1980s Throughout the 1980s, Chaplin invented and developed technologies for the active cancellation of noise and vibration for numerous applications in localised and wide-area situations that we now take for granted, for instance, in noise cancellation headphones. The concept was revolutionary, Chaplin introducing the term "negative time", and it was intelligent, in the sense that systems could adapt quickly to a changing noise or vibration environment in order to continually suppress it, and furthermore, the cancellation was selective, enabling wanted sound such as speech to easily be heard in the midst of extremely high-level noise environments. Applications included the cancellation of noise and vibration in ships, submarines, torpedoes, aircraft, land vehicles, electricity transformers, electricity generators and the cancellation of noise in factory environments. His various noise/vibration cancellation patents were subsequently licensed for numerous applications throughout the world. With the increasing recognition of this new technology, it was felt that the pioneering nature of Chaplin's work at Essex University should be put on record. To this end, in 1983, Chaplin accepted invitations to write a number of explanatory papers, and to speak at several international conferences, which included the Journal of the
Royal Institution of Naval Architects, the Proceedings of the Royal Institution of Naval Architects, and the Journal of the
Institution of Mechanical Engineers. Also, Chaplin was invited to join the Technical Committee for the 11th symposium of the International Congress on Acoustics (ICA), entitled "Active Absorption", and he gave a plenary address at the Internoise ’83 Conference. Interestingly, the eminent scientific "seer" and writer,
Arthur C Clarke, heard about Chaplin's anti-sound work and wrote Chaplin a letter, saying that Clarke had some years previously written a short story about an anti-noise machine which a disgruntled member of a concert audience used to render an orchestral performance silent, adding mischievously that his story was proof that he had come up with the idea first! Of course, Clarke was very aware of the huge gulf between having a broad concept and then going on to develop the insights required to make that concept a reality; which was why Clarke was keen to invite Chaplin to his home in Sri Lanka to learn more about Chaplin's inventions, an offer that Chaplin was unable to take up at the time. Chaplin realised that his techniques to reduce noise and vibration would have numerous applications in the military world, and consequently it was not surprising when the UK Ministry of Defence (MoD) became very interested in his work. Chaplin consulted for the MoD on various applications using active sound and vibration cancellation, including submarines and torpedoes to reduce their sound and vibration signatures, and helicopter's rotor heads to reduce mechanical vibration and accordingly reduce noise signatures, as well as lengthening the life of airframes. He also proposed a solution using active vibration cancellation to nullify a vibration resonance problem that was significantly limiting the top speed of the
Invincible Class of aircraft carrier ships that the Royal Navy had newly introduced into service at the time.
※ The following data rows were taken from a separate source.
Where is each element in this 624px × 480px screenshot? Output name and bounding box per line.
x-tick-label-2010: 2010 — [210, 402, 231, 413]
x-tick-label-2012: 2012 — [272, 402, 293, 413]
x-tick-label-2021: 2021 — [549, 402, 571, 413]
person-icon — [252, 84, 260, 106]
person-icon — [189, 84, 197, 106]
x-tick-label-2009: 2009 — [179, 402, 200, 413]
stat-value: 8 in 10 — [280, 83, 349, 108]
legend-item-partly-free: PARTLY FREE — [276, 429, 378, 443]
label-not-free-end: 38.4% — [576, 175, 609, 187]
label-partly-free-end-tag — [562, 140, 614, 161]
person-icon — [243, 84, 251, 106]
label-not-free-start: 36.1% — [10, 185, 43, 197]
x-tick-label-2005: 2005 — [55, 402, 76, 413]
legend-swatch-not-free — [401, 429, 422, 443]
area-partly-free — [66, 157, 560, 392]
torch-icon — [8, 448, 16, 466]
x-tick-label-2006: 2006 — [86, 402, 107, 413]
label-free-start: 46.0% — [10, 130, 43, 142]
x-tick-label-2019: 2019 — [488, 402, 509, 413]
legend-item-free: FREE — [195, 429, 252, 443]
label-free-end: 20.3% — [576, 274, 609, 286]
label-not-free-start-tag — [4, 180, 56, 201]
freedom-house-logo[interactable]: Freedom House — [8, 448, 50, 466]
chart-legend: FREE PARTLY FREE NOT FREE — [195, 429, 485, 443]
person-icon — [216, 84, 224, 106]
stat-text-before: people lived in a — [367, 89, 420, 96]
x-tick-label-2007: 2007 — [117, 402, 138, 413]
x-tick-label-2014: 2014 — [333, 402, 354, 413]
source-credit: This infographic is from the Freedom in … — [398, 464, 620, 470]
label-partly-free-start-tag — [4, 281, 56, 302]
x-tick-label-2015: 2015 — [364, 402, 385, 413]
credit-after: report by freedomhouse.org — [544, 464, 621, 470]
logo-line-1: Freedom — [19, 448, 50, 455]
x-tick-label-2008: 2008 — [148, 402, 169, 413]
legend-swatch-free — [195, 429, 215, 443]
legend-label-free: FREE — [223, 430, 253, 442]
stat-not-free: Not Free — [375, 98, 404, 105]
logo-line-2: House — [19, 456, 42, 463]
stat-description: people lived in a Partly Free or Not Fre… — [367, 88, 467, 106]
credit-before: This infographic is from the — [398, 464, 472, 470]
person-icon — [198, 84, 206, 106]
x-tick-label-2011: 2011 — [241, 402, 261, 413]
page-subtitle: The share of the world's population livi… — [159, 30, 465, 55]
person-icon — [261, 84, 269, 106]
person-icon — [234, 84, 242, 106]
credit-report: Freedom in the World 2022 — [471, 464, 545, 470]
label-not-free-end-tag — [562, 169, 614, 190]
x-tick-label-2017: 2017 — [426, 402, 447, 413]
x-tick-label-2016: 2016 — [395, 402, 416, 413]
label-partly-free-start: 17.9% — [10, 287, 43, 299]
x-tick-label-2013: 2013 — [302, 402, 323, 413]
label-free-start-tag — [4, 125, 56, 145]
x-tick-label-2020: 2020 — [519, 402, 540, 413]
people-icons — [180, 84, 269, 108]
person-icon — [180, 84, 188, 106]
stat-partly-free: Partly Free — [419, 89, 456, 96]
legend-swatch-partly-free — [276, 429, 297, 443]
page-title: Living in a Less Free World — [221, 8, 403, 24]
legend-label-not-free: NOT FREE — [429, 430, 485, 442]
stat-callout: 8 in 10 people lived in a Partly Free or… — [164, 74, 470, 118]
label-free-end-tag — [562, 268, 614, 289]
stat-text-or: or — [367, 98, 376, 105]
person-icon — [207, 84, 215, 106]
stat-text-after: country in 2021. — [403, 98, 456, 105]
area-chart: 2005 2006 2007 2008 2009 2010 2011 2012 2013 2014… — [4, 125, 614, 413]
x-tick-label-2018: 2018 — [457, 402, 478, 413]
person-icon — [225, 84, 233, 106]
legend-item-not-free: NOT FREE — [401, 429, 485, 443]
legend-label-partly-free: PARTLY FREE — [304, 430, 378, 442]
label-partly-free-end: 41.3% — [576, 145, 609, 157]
Chaplin also realised that the sonic synthesis techniques he had developed for his anti-noise projects could be used for a raft of other applications, including music synthesis. Particularly enjoying pipe organ music, he recognised that there would be a significant commercial market for a synthesised pipe organ that could emulate any of the great pipe organs of the world, but at a fraction of the cost of creation, installation, maintenance, and taking up comparatively little space. He had the foundation of a patent for musical instrument synthesis in mind for some time, but delayed lodging the patent as he was working on several other projects at the time that were taking his attention. Unfortunately, when he finally got around to submitting the patent, he found that the
Allen Organ Company had just pipped him to the post. Recognising that the demise of fossil fuel-burning engines was increasingly imminent in the light of fast depleting fossil fuel reserves and damaging global impact, Chaplin worked on developing lightweight batteries for electric traction vehicles, with improved energy capacity and power delivery.